Conto: A águia e o pombo

Conto: A águia e o pombo

Certa vez, duas divindades benevolentes, Taishaku e Bishamon, estavam conversando. Taishaku disse:

-Meu amigo, como você sabe, existem muitos governantes de países neste mundo. Qual desses reis você acha que é o mais benevolente e compassivo? Bishamon pensou um pouco. Era uma pergunta difícil que não admitia resposta imediata. Logo depois, respondeu:

– Algumas pessoas dizem que o rei Shibi tem uma reputação extremamente boa. Taishaku reclinou-se e disse:

– Sim, eu também ouvi a mesma coisa. Ele trata todos com a mesma benevolência que demonstra com seu próprio filho. Taishaku, então, sugeriu:

– O rei Shibi nunca foi desafiado. Sabemos de sua reputação somente por meio de palavras e, por isso, acho que seria bom fazer um teste. Sugiro fazer o seguinte: Por que você não se transforma num bonito pombo e voa diretamente para os braços de Shibi, como se estivesse fugindo de alguma coisa, enquanto eu o persigo disfarçado de águia, fingindo estar à sua caça? Mostre-se extremamente cansado e farei como se estivesse pronto para fazer de você o meu almoço. Assim podemos verificar se os rumores sobre a benevolência e a compaixão do rei são de fato verdadeiros.

O rei Shibi estava andando em seu jardim quando um pombo repentinamente caiu esvoaçando em seus braços. Uma águia irada e feroz girou em cima e pousou num galho próximo ao rei. Ela olhou para o rei e gritou:

– Dê-me este pombo!

O rei balançou levemente a cabeça:

– Há muito tempo jurei que seria sempre benevolente com os seres vivos. E, por isso, não posso lhe dar o pombo. Realmente, sinto muito. A águia então disse:

– Que juramento idiota! Mas, caro rei, se suas palavras são verdadeiras, então deverá ter piedade de mim, pois sou um ser vivo. Tenho de me alimentar, você sabe, e não como há dias. A menos que me dê o pombo agora, ficarei muito fraco para apanhar outro. E então morrerei, com certeza.

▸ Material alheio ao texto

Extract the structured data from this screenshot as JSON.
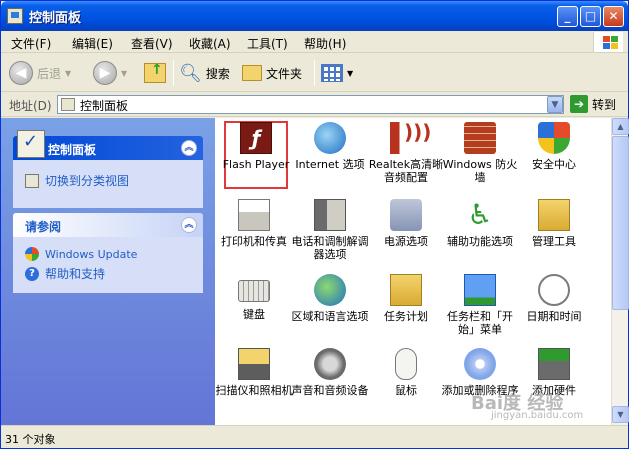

O que você diz?

O rei queria sinceramente salvar a vida do pombo, mas também teve pena da águia. Portanto, resolveu dar-lhe um pedaço de sua própria carne com o mesmo peso do pombo. Então puxou da sua espada e cortou um pedaço de sua coxa. Colocou-o num dos pratos da balança do castelo e o pombo, no outro prato. O rei olhou para a águia e lhe disse:

– Ouça bem, eu lhe darei minha própria carne se salvar a vida deste pombo.

A águia concordou, mas uma coisa estranha aconteceu. A balança mostrou que o pedaço considerável da própria carne do rei estava mais leve que o pombo.

O rei ficou perplexo, mas continuou a cortar mais da sua carne. Desafortunadamente, o peso ainda continuava menor que o do pombo. Ele continuou cortando seus membros um a um, mas não conseguia igualar o peso do pombo. Finalmente, a águia disse:

– Majestade, evidentemente seus esforços são inúteis. Por que não poupa tanta dor e tristeza, dando-me o pombo? – e então reprimiu severamente o rei pela tolice. O rei, entretanto, recusou categoricamente. Já estava habituado a tais críticas, e disse ao adversário:

águia e o pombo

– Este sofrimento é pequeno quando comparado com os do inferno. Mas nem mesmo o sofrimento do inferno pode me fazer parar agora! Jurei ser benevolente e compassivo com todos os seres vivos. Farei tudo para salvar este pombo, mesmo que isso me custe a vida.

De repente a terra tremeu com violência e flores caíram do céu, enquanto outras nasceram de árvores secas, e várias divindades vieram de longe. Elas elogiaram então o rei:

“Ele daria sua própria vida.
Até mesmo para salvar um pequenino pombo.
Ele pouparia sua preciosa vida.
É verdadeiramente a compaixão de um Bodhisattva.
Seu coração merece certamente o elogio do Buda.”

Bishamon, o pombo, tomou então a sua forma original e disse à águia:

– Taishaku, a grande benevolência do rei é, sem dúvida, verdadeira! Ferimos o corpo de um precioso Bodhisattva. Depressa, use seus poderes para salvá-lo! Taishaku perguntou:

– Grande rei, não se arrepende de ter sofrido tanto pelo seu juramento? E o rei respondeu:

– Envolvido pela benevolência do Buda, não posso sentir senão alegria profunda. Por que deveria me arrepender?
Taishaku, ouvindo tais palavras, pensou em seu coração: “As pessoas estavam certas. Que maravilhoso rei!”

E então aplicou remédio divino no rei, recuperando seu corpo ferido.